A new report has called for the work done by Handyperson Services in keeping vulnerable people safe to be fully recognised by commissioners.
Handyperson Services are commissioned by councils to carry out a wide range of tasks, from repairs to home safety checks to adaptations.
The new report, published by Foundations, warns that these services face multiple challenges in the shape of a complex commissioning environment and the growth of the gig economy.
It found that a vast range of interventions made by Handyperson Services is rarely covered by one local commissioner, which means they often find themselves delivering different contracts with varying terms and conditions.
Foundations says that these services play a pivotal role as the ‘eyes and ears’ of communities in keeping vulnerable people safe and healthy in their own homes.
It found that over half of local authorities (54%) either provide or commission handyperson services – delivered by in-house or independent not-for-profit home improvement agencies.
All labour – and some materials – is free of charge in 41% of services (compared with 34% in 2011) and 45% provide services that aid timely discharge from hospital.
Paul Smith, director of Foundations, says: ‘In many ways, handyperson services are our unsung heroes.

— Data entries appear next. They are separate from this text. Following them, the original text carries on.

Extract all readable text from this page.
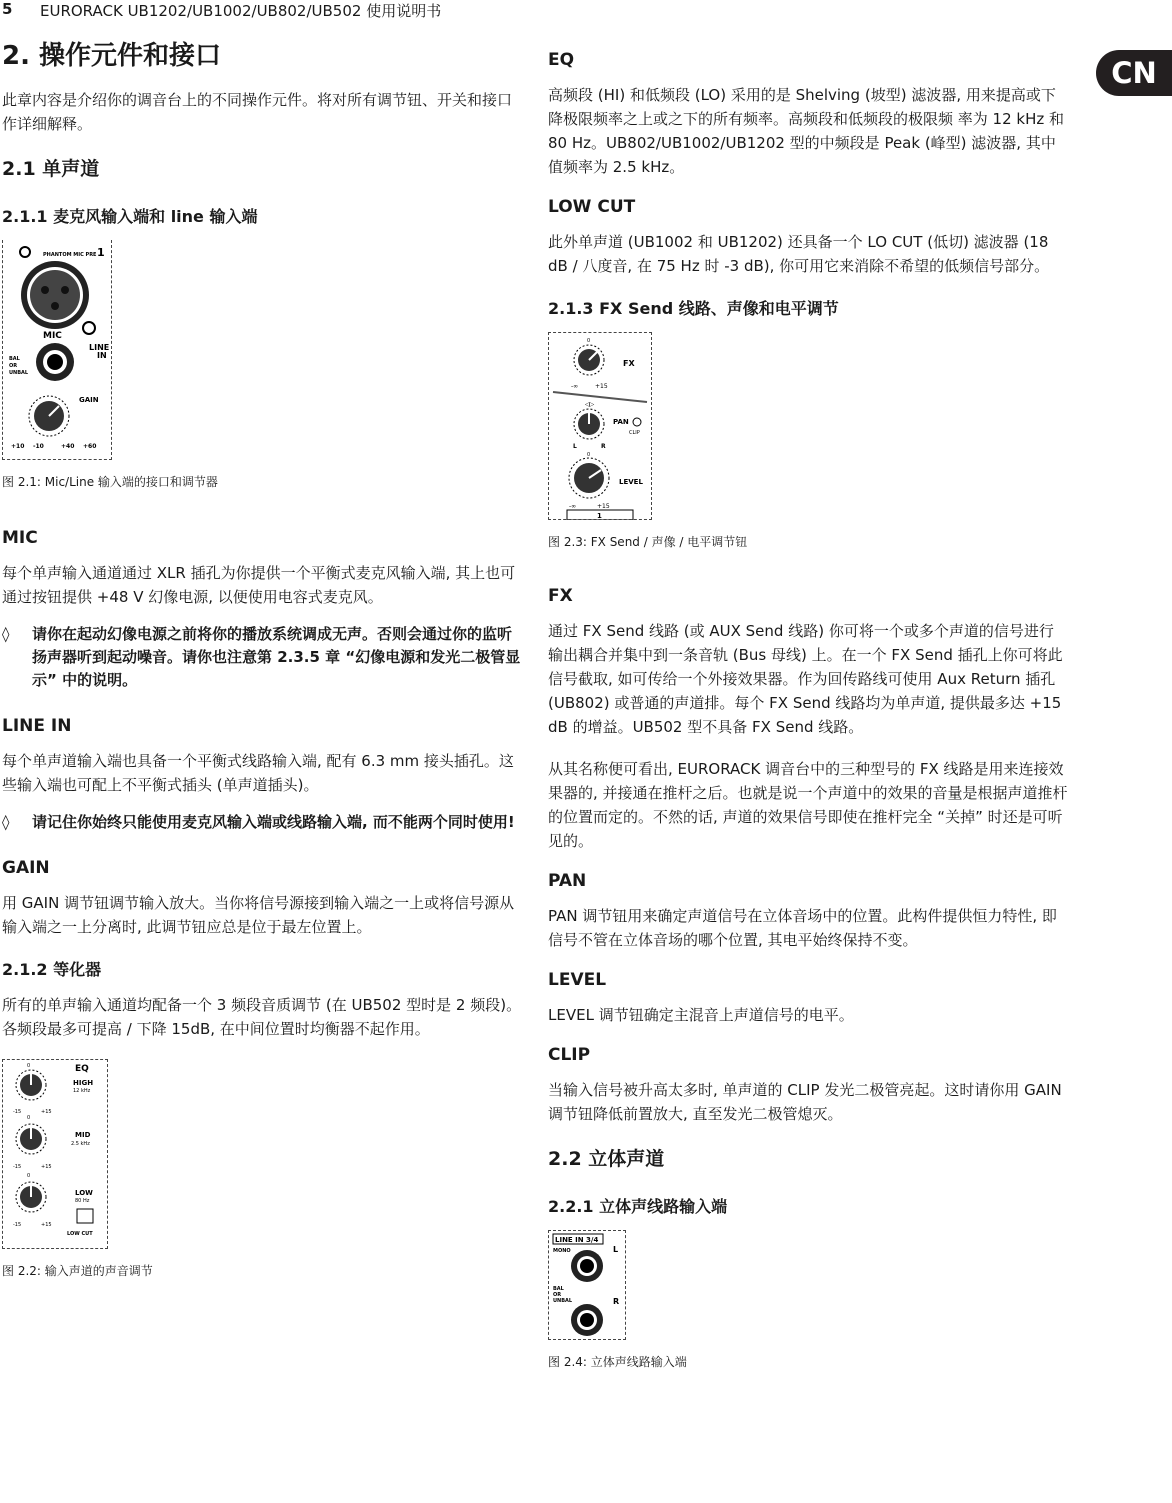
5 EURORACK UB1202/UB1002/UB802/UB502 使用说明书
CN
2. 操作元件和接口

此章内容是介绍你的调音台上的不同操作元件。将对所有调节钮、开关和接口作详细解释。

2.1 单声道
2.1.1 麦克风输入端和 line 输入端
PHANTOM MIC PRE 1
MIC
LINE
IN
BAL
OR
UNBAL
GAIN
+10 -10	+40 +60

图 2.1: Mic/Line 输入端的接口和调节器

MIC

每个单声输入通道通过 XLR 插孔为你提供一个平衡式麦克风输入端, 其上也可通过按钮提供 +48 V 幻像电源, 以便使用电容式麦克风。

◊	请你在起动幻像电源之前将你的播放系统调成无声。否则会通过你的监听扬声器听到起动噪音。请你也注意第 2.3.5 章 “幻像电源和发光二极管显示” 中的说明。
LINE IN

每个单声道输入端也具备一个平衡式线路输入端, 配有 6.3 mm 接头插孔。这些输入端也可配上不平衡式插头 (单声道插头)。

◊	请记住你始终只能使用麦克风输入端或线路输入端, 而不能两个同时使用!
GAIN

用 GAIN 调节钮调节输入放大。当你将信号源接到输入端之一上或将信号源从输入端之一上分离时, 此调节钮应总是位于最左位置上。

2.1.2 等化器

所有的单声输入通道均配备一个 3 频段音质调节 (在 UB502 型时是 2 频段)。各频段最多可提高 / 下降 15dB, 在中间位置时均衡器不起作用。

EQ
HIGH
12 kHz
0
-15	+15
MID
2.5 kHz
0
-15	+15
LOW
80 Hz
0
-15	+15
LOW CUT

图 2.2: 输入声道的声音调节

EQ

高频段 (HI) 和低频段 (LO) 采用的是 Shelving (坡型) 滤波器, 用来提高或下降极限频率之上或之下的所有频率。高频段和低频段的极限频 率为 12 kHz 和 80 Hz。UB802/UB1002/UB1202 型的中频段是 Peak (峰型) 滤波器, 其中值频率为 2.5 kHz。

LOW CUT

此外单声道 (UB1002 和 UB1202) 还具备一个 LO CUT (低切) 滤波器 (18 dB / 八度音, 在 75 Hz 时 -3 dB), 你可用它来消除不希望的低频信号部分。

2.1.3 FX Send 线路、声像和电平调节
0
FX
-∞	+15
◁▷
PAN
CLIP
L	R
0
LEVEL
-∞	+15
1

图 2.3: FX Send / 声像 / 电平调节钮

FX

通过 FX Send 线路 (或 AUX Send 线路) 你可将一个或多个声道的信号进行输出耦合并集中到一条音轨 (Bus 母线) 上。在一个 FX Send 插孔上你可将此信号截取, 如可传给一个外接效果器。作为回传路线可使用 Aux Return 插孔 (UB802) 或普通的声道排。每个 FX Send 线路均为单声道, 提供最多达 +15 dB 的增益。UB502 型不具备 FX Send 线路。

从其名称便可看出, EURORACK 调音台中的三种型号的 FX 线路是用来连接效果器的, 并接通在推杆之后。也就是说一个声道中的效果的音量是根据声道推杆的位置而定的。不然的话, 声道的效果信号即使在推杆完全 “关掉” 时还是可听见的。

PAN

PAN 调节钮用来确定声道信号在立体音场中的位置。此构件提供恒力特性, 即信号不管在立体音场的哪个位置, 其电平始终保持不变。

LEVEL

LEVEL 调节钮确定主混音上声道信号的电平。

CLIP

当输入信号被升高太多时, 单声道的 CLIP 发光二极管亮起。这时请你用 GAIN 调节钮降低前置放大, 直至发光二极管熄灭。

2.2 立体声道
2.2.1 立体声线路输入端
LINE IN 3/4
MONO	L
BAL
OR
UNBAL	R

图 2.4: 立体声线路输入端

For more than a quarter of a century they have been at the forefront of keeping people safe and helping them to access a wide range of support.
‘They play a vital role in prevention and early intervention, often acting as trusted eyes and ears in the community.
‘But in a fast-changing environment – in particular, the growth of the gig economy – the challenge now is to ensure handyperson services remain at the forefront and are fully embedded in the preventative agenda through strategic commissioning.’